O chupim-mulato (Molothrus ater) é um pequeno icterídeo parasita de ninhada, nativo da América do Norte temperada e subtropical. É um residente permanente na parte sul da sua área de distribuição. As aves do norte migram para o sul dos Estados Unidos e para o México no inverno, regressando ao seu habitat de verão por volta de março ou abril.[2]

Taxonomia[editar | editar código-fonte]

O chupim-mulato foi descrito pelo polímata francês Georges-Louis Leclerc, conde de Buffon, em 1775, na sua Histoire Naturelle des Oiseaux, a partir de um espécime recolhido nas Carolinas.[3] A ave foi também ilustrada numa placa colorida à mão gravada por François-Nicolas Martinet nos Planches Enluminées D'Histoire Naturelle, produzidos sob a supervisão de Edme-Louis Daubenton para acompanhar o texto de Buffon.[4] Nem a legenda da placa nem a descrição de Buffon incluíam um nome científico, mas em 1783, o naturalista holandês Pieter Boddaert cunhou o nome binomial Oriolus ater no seu catálogo dos Planches Enluminées.[5] O chupim-mulato é agora colocado no género Molothrus, que foi introduzido pelo naturalista inglês William John Swainson em 1832, sendo o chupim-multato a espécie-tipo.[6][7] O nome do género combina o grego antigo mōlos que significa "luta" ou "batalha" com thrōskō que significa "gerar" ou "impregnar". O nome específico ater é uma palavra latina que significa "preto baço". O nome inglês "cowbird", registado pela primeira vez em 1839, refere-se ao facto de esta espécie ser frequentemente observada perto de gado.
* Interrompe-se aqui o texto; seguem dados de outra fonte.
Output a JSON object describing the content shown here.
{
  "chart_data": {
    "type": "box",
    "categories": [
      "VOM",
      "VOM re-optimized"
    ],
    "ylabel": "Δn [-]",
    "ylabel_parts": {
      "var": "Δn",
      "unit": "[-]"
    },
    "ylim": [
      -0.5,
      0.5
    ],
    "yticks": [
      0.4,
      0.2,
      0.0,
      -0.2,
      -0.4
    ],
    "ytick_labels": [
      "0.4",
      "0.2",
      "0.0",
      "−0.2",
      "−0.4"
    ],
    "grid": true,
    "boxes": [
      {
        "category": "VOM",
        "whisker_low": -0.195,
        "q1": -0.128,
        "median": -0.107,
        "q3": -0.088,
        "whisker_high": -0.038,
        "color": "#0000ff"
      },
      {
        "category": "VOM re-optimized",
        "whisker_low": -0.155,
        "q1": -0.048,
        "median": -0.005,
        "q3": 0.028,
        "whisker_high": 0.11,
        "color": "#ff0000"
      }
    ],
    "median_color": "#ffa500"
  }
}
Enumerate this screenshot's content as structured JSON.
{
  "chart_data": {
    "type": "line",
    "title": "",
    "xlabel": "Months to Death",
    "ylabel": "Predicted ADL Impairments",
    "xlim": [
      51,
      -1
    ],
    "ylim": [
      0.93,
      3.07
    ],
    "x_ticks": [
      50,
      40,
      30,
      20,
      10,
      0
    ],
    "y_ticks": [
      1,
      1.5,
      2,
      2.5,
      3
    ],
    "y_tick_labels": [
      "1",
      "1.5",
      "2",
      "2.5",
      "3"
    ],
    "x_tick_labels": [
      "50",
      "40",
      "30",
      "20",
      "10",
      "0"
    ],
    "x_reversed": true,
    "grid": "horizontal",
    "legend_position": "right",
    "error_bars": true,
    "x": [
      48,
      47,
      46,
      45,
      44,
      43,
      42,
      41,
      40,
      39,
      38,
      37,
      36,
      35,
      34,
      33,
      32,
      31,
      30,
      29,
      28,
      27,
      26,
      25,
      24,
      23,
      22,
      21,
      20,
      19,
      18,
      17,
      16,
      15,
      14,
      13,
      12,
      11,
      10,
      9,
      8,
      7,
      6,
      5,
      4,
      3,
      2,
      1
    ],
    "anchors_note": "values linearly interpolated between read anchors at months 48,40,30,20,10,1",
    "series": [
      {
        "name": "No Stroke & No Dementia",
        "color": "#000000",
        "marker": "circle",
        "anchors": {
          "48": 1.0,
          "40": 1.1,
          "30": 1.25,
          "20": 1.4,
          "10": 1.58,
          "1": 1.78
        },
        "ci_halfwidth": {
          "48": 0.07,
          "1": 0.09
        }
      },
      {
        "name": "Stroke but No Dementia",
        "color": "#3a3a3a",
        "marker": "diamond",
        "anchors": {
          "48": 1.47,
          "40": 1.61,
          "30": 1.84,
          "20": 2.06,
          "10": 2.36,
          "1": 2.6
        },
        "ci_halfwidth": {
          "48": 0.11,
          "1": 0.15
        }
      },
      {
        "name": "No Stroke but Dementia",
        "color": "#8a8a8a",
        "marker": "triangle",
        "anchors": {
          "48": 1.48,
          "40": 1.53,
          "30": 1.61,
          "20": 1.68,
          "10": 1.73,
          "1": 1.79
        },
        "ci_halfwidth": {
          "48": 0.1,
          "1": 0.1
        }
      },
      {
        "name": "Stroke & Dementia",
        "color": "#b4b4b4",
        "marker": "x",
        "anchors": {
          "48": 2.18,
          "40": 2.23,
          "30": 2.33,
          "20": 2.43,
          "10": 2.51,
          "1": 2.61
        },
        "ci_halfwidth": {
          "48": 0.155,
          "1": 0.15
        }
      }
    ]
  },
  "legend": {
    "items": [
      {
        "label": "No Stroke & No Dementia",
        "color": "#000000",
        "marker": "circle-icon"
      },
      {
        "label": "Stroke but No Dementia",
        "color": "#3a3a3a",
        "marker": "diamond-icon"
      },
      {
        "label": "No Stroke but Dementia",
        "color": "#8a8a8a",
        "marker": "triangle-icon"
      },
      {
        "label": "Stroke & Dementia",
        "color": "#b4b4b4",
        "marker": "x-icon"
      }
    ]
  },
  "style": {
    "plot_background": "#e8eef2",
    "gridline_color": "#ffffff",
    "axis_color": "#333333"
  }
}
São reconhecidas três subespécies:[7]

  • M. a. artemisiae (Grinnell, 1909) – interior oeste do Canadá e oeste dos EUA
  • M. a. obscurus (Gmelin, 1789) – litoral do Alasca, Canadá, EUA e noroeste do México
  • M. a. ater (Boddaert, 1783) – sudeste do Canadá, leste e centro dos EUA e nordeste do México

Descrição[editar | editar código-fonte]

O chupim-mulato um típico icterídeo na sua forma geral, mas distingue-se pela sua cabeça e bico semelhantes aos de um tentilhão e pelo seu tamanho mais pequeno. O macho adulto é de cor preta iridescente com uma cabeça castanha.

A fêmea adulta é ligeiramente mais pequena, de cor cinzenta opaca, com a garganta pálida e estrias muito finas nas partes inferiores. O seu comprimento total é de 16 a 22 centímetros e a envergadura média das asas é de 36 centímetros. A massa corporal pode variar entre 30a 60 gramas, com uma média de 38,8 gramas para as fêmeas e 49 gramas para os machos.

Distribuição e habitat[editar | editar código-fonte]

Esta espécie vive em campo aberto ou semiaberto e desloca-se frequentemente em bandos, por vezes misturados com graúnas-de-asa-vermelha (sobretudo na primavera) e tristes-pia (sobretudo no outono), bem como com rabo-de-quilha-comum ou estorninhos-malhado.[2] Estas aves alimentam-se no solo, seguindo frequentemente os animais de pasto, como os cavalos e o gado bovino, para apanhar os insectos que os animais de maior porte agitam. Alimentam-se principalmente de sementes, insectos e, raramente, de bagas.

Antes da colonização europeia, os chupins-mulato seguiam as manadas de bisontes pelas pradarias. A sua população expandiu-se com a limpeza das áreas florestais e a introdução de novos animais de pasto pelos colonos em toda a América do Norte. Atualmente, é comum vê-los nos comedouros suburbanos.

Em 2012, os chupins-mulato no noroeste do condado de Riverside, Califórnia, deram positivo para o vírus do Nilo Ocidental.

Comportamento e ecologia[editar | editar código-fonte]

Pássaro jovem na California

Parasitismo de ninhada[editar | editar código-fonte]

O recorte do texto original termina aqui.